June 9, 2026
Corporate Social Media Policies in the AI Age
This recent article from Gallagher’s Lenin Lopez addresses the need for companies to update their social media policies in order to ensure that they appropriately cover the issues associated with artificial intelligence. This excerpt discusses how companies should think about AI when crafting social media policies:
AI-enabled tools are increasingly part of how content is created, edited, summarized and shared. Employees may view these tools as convenient when preparing posts, responding to industry developments, drafting captions, summarizing company announcements, translating content or making something technical more accessible. Even when an employee is well-intentioned, the output could be inaccurate, incomplete, off-brand or based on confidential or proprietary information that shouldn’t have been entered into the tool in the first place.

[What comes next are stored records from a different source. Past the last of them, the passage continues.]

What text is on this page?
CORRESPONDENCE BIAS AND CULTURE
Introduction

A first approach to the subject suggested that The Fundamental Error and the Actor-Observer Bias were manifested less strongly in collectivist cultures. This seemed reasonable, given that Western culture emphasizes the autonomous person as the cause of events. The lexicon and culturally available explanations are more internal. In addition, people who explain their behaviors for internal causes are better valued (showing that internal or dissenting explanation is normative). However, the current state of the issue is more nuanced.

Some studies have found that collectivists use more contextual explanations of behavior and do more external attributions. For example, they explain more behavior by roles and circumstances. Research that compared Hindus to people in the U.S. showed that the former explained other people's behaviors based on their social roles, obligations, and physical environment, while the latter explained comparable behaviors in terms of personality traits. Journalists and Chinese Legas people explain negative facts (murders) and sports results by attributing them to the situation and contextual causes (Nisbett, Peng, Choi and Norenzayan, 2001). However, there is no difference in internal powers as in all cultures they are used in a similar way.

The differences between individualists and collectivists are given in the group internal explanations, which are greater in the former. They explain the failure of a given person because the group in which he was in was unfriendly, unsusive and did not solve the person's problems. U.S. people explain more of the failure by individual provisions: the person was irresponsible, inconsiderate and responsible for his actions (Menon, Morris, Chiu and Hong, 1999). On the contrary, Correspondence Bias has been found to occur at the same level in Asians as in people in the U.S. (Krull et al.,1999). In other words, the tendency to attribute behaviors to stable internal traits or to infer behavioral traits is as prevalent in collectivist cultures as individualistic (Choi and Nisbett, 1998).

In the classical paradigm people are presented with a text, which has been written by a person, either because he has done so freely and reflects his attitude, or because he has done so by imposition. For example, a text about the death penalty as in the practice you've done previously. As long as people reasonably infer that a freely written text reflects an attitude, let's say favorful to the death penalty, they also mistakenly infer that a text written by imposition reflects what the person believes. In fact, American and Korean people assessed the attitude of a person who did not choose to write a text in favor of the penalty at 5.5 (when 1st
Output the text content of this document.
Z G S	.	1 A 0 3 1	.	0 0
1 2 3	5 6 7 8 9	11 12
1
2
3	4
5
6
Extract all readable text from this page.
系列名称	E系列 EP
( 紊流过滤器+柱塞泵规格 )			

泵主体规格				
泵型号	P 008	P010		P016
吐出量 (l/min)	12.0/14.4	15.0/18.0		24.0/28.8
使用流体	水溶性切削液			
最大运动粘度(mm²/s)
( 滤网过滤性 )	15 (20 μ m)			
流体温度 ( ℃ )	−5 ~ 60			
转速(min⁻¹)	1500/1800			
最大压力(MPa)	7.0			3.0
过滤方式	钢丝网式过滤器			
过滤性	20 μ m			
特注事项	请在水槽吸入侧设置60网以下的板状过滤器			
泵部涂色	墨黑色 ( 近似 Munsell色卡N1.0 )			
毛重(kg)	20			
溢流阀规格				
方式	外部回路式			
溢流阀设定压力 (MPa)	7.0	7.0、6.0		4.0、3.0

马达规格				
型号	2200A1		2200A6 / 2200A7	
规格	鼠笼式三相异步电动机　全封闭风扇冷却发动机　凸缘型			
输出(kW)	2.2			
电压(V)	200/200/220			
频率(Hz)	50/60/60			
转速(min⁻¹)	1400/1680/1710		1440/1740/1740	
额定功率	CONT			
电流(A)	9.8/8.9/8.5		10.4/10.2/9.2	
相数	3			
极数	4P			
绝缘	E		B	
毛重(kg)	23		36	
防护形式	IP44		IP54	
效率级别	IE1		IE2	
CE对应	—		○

AI isn’t the primary focus of most legacy social media policies and companies don’t necessarily need a separate policy to address these risks. However, they should consider targeted updates within the existing universe of their policies, like those covering social media, confidentiality, communications and information security.
For example, companies may want to consider clarifying that:
– Employees remain responsible for content they post, regardless of whether it’s generated or assisted by AI.
– Confidential or proprietary information shouldn’t be entered into unauthorized tools.
– AI-assisted communications are subject to the same approval, accuracy and recordkeeping expectations as any other content.These additions can help reinforce existing obligations rather than creating entirely new ones. That is, the underlying regulatory themes — like accuracy, supervision and accountability — remain unchanged, even as the tools evolve.
Other topics covered by the article include social media policy basics, the people who should be involved in drafting the policy, the need for review by outside counsel, what to think about when creating a policy, and how often the policy should be refreshed.